Code for paper "Characterizing Adversarial Subspaces Using Local Intrinsic Dimensionality". ICLR 2018, https://arxiv.org/abs/1801.02613

Update: added BatchNormalization to after Conv and ReLU. 17 Sept. 2018.

1. Pre-train DNN models:

python train_model.py -d mnist -e 50 -b 128

2. Craft adversarial examples:

python craft_adv_samples.py -d cifar -a cw-l2 -b 100

3.Extract detection characteristics:

python extract_characteristics.py -d cifar -a cw-l2 -r lid -k 20 -b 100

4. Train simple detectors:

python detect_adv_examples.py -d cifar -a fgsm -t cw-l2 -r lid

Dependencies:

python 3.5, tqdm, tensorflow = 1.8, Keras >= 2.0, cleverhans >= 1.0.0 (may need extra change to pass in keras learning rate)

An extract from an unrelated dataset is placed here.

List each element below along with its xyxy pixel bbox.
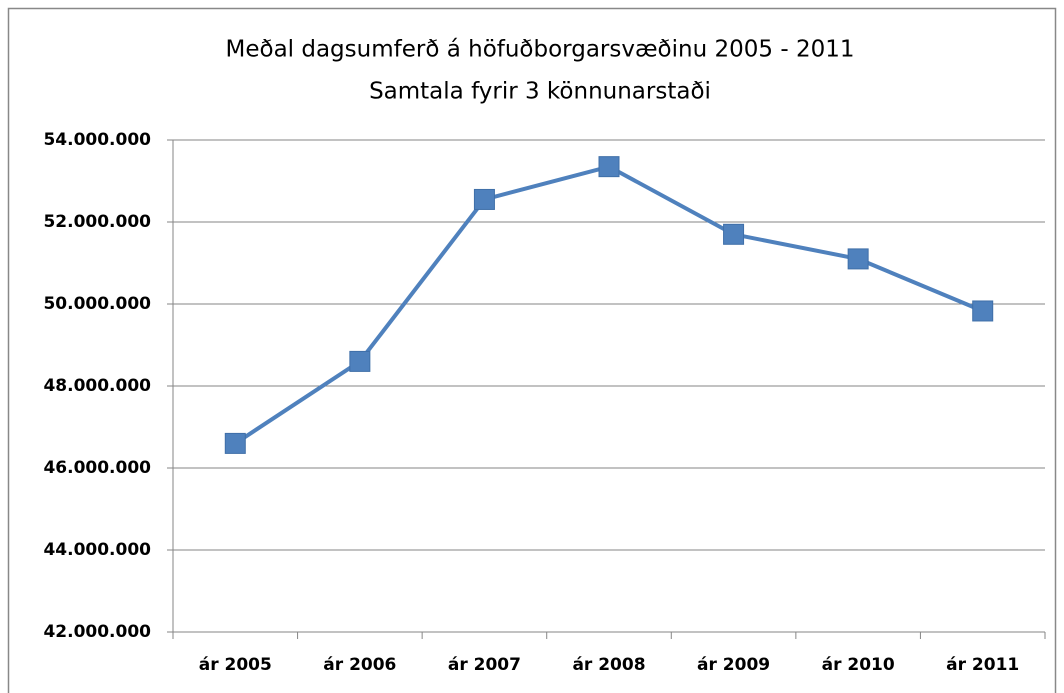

Kernal Density and Bayesian Uncertainty are from https://github.com/rfeinman/detecting-adversarial-samples ("Detecting Adversarial Samples from Artifacts" (Feinman et al. 2017))


If you came across the error:

tensorflow.python.framework.errors_impl.InvalidArgumentError: input_1:0 is both fed and fetched.

Solution: in function get_layer_wise_activations() (util.py), do the following change: acts = [layer.output for layer in model.layers[1:]] # let the layer index start from 1.

Reason: this possibly cause by the input layer is defined as a sepearte layer, with both input and output is X.